Un silenzio quasi irreale ha avvolto il Teatro Ariston prima che le note di un pianoforte e una voce inconfondibile squarciassero l’attesa. Non è stata solo una parentesi di grande musica, ma un vero e proprio “corto circuito” emotivo quello che ha visto protagonisti Eros Ramazzotti e Alicia Keys nella terza serata di Sanremo 2026. Il “ragazzo di periferia” e la regina del soul di Manhattan hanno abbattuto ogni confine geografico, trasformando il tempio della canzone italiana nell’epicentro della musica mondiale.

 

Un Ponte tra Roma e New York

L’esibizione è stata un raffinato gioco di contrasti e armonie. Da un lato la voce graffiante e inconfondibile di Eros, dall’altro il pianoforte magistrale e il timbro vellutato di Alicia. I due artisti hanno fuso i loro mondi in un medley che ha unito i successi internazionali della Keys alla melodia italiana esportata da Ramazzotti in tutto il globo. Una performance che ha ribadito il prestigio internazionale che il Direttore Artistico Carlo Conti ha voluto dare a questa edizione.

 

Eros: 40 anni di successi

Per Ramazzotti, Sanremo non è un palco come gli altri. È il luogo dove tutto ebbe inizio nel 1984, quando un giovanissimo Eros vinse tra le “Nuove Proposte” con Terra Promessa.
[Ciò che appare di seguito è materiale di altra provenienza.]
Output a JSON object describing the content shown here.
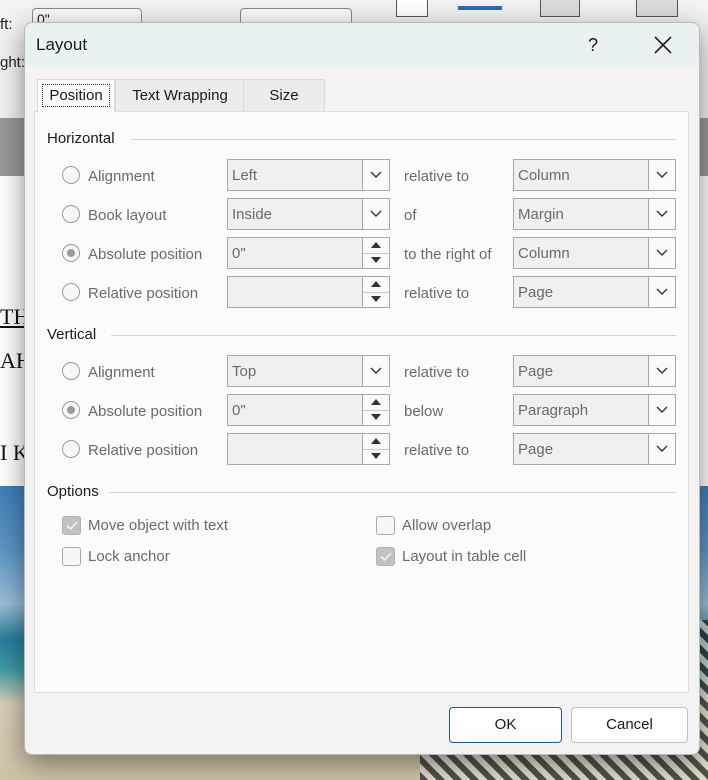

Da quel momento, la sua scalata è stata inarrestabile: dalla vittoria con Adesso tu nel 1986, alla conquista delle classifiche mondiali con oltre 70 milioni di dischi venduti. Eros è stato il primo artista italiano a dialogare alla pari con i giganti della musica internazionale (da Tina Turner a Cher, fino ad Anastacia), e la presenza di Alicia Keys al suo fianco è l’ennesima conferma del suo status di icona globale.

 

“L’Aurora” e la forza della speranza

Il momento più alto della serata è stato senza dubbio l’esecuzione de “L’Aurora”. Scritta nel 1996 e dedicata alla nascita della figlia Aurora Ramazzotti, la canzone è diventata negli anni un inno alla rinascita e alla luce che arriva dopo il buio.Sotto le arcate dell’Ariston, le note di Eros si sono intrecciate con i vocalizzi soul di Alicia Keys, che ha accennato alcuni versi in un italiano perfetto, rendendo il brano ancora più universale. “Sarà, sarà l’aurora… per me sarà così”: un messaggio che, oggi come trent’anni fa, risuona come una promessa di futuro. La commozione di Eros nel finale, sottolineata da un lungo abbraccio con la collega americana, ha sigillato quella che molti già definiscono l’esibizione simbolo di Sanremo 2026.